Atmospheric pressure and temperature relationship

199 viewsOtherPlanetary Science

A bit embarrassing but doesn’t click in my head. I have a BS in mechanical engineering and did pretty well in thermodynamics, aerodynamics, and heat transfer. I understand the pressure and temperature relationship of gases.

But when it comes to the weather, why does high atmospheric pressure cause hot temperatures? I understand the vice versa because gases expand (and raise to the top) when they are hot. So warm weather results in higher atmospheric pressure.

But why does high pressure cause hot temperatures?

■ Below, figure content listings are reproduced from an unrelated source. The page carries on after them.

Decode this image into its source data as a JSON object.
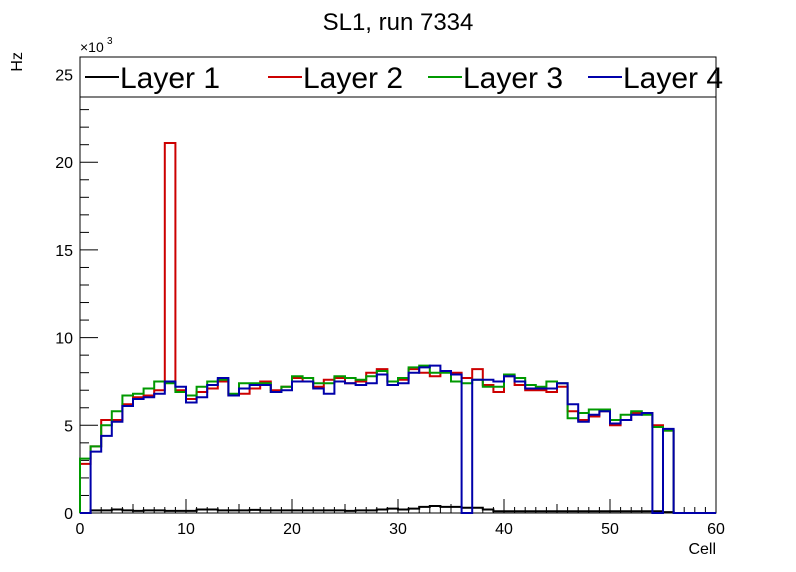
{
  "chart_data": {
    "type": "line",
    "title": "SL1, run 7334",
    "xlabel": "Cell",
    "ylabel": "Hz",
    "y_multiplier": "×10",
    "y_multiplier_exp": "3",
    "xlim": [
      0,
      60
    ],
    "ylim": [
      0,
      26000
    ],
    "x_ticks": [
      0,
      10,
      20,
      30,
      40,
      50,
      60
    ],
    "y_ticks": [
      0,
      5,
      10,
      15,
      20,
      25
    ],
    "grid": false,
    "legend_position": "top",
    "bin_edges_start": 0,
    "bin_width": 1,
    "series": [
      {
        "name": "Layer 1",
        "color": "#000000",
        "values": [
          0,
          150,
          150,
          200,
          150,
          120,
          150,
          150,
          120,
          120,
          120,
          200,
          200,
          150,
          150,
          150,
          180,
          150,
          150,
          150,
          150,
          150,
          150,
          150,
          150,
          120,
          150,
          150,
          200,
          250,
          200,
          250,
          350,
          400,
          350,
          350,
          300,
          300,
          200,
          100,
          100,
          100,
          100,
          100,
          100,
          100,
          100,
          100,
          100,
          100,
          100,
          100,
          100,
          100,
          100,
          50,
          0,
          0,
          0,
          0
        ]
      },
      {
        "name": "Layer 2",
        "color": "#cc0000",
        "values": [
          2800,
          3800,
          5300,
          5300,
          6200,
          6600,
          6700,
          7000,
          21100,
          7000,
          6500,
          6900,
          7100,
          7500,
          6700,
          6800,
          7100,
          7500,
          7000,
          7200,
          7700,
          7500,
          7200,
          7600,
          7700,
          7400,
          7500,
          8000,
          8200,
          7500,
          7600,
          8200,
          8000,
          7800,
          8100,
          8000,
          7700,
          8200,
          7300,
          6900,
          7800,
          7300,
          7000,
          7000,
          6900,
          7200,
          5800,
          5300,
          5500,
          5800,
          5000,
          5300,
          5700,
          5700,
          5000,
          4700,
          0,
          0,
          0,
          0
        ]
      },
      {
        "name": "Layer 3",
        "color": "#009900",
        "values": [
          3100,
          3800,
          5000,
          5800,
          6700,
          6800,
          7100,
          7500,
          7400,
          6900,
          6700,
          7200,
          7500,
          7600,
          6800,
          7400,
          7400,
          7400,
          6900,
          7200,
          7800,
          7700,
          7400,
          7400,
          7800,
          7700,
          7600,
          7800,
          8100,
          7500,
          7700,
          8300,
          8400,
          8000,
          8000,
          7500,
          7400,
          7600,
          7200,
          7200,
          7900,
          7700,
          7300,
          7200,
          7500,
          7400,
          5400,
          5700,
          5900,
          5900,
          5300,
          5600,
          5800,
          5600,
          4900,
          4700,
          0,
          0,
          0,
          0
        ]
      },
      {
        "name": "Layer 4",
        "color": "#0000aa",
        "values": [
          0,
          3500,
          4400,
          5200,
          6100,
          6500,
          6600,
          6800,
          7500,
          7200,
          6300,
          6600,
          7300,
          7700,
          6700,
          7100,
          7300,
          7300,
          6900,
          7000,
          7500,
          7500,
          7100,
          6800,
          7500,
          7400,
          7300,
          7400,
          7900,
          7300,
          7400,
          8000,
          8300,
          8400,
          8100,
          7900,
          0,
          7600,
          7600,
          7500,
          7800,
          7500,
          7100,
          7100,
          7100,
          7400,
          6200,
          5200,
          5600,
          5800,
          5100,
          5300,
          5600,
          5700,
          0,
          4800,
          0,
          0,
          0,
          0
        ]
      }
    ]
  }
}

I would think hot air raises therefore the hot air should (almost always) be at the top of the atmosphere, leaving nice cool air for us at the bottom.

Also, it’s cooler the higher you go in altitude. But the air gets “thinner” as you go up.

P.S. I hate the heat.

In: Planetary Science

3 Answers

Anonymous 0 Comments

The simplest explanation is that if you throw a ball upwards in the atmosphere it slows down. Temperature is a measure of kinetic energy, so it drops.

Mathematically energy is thermal energy (specific heat*temperature=29.19 J/mol/K*T) plus potential energy (m*g*z~0.029 kg/mol *9.8 m/s^2) -g/c_p is then roughly -0.01 K/m or -10 K/km.

The pressure explanation is also correct but harder to work out mathematically.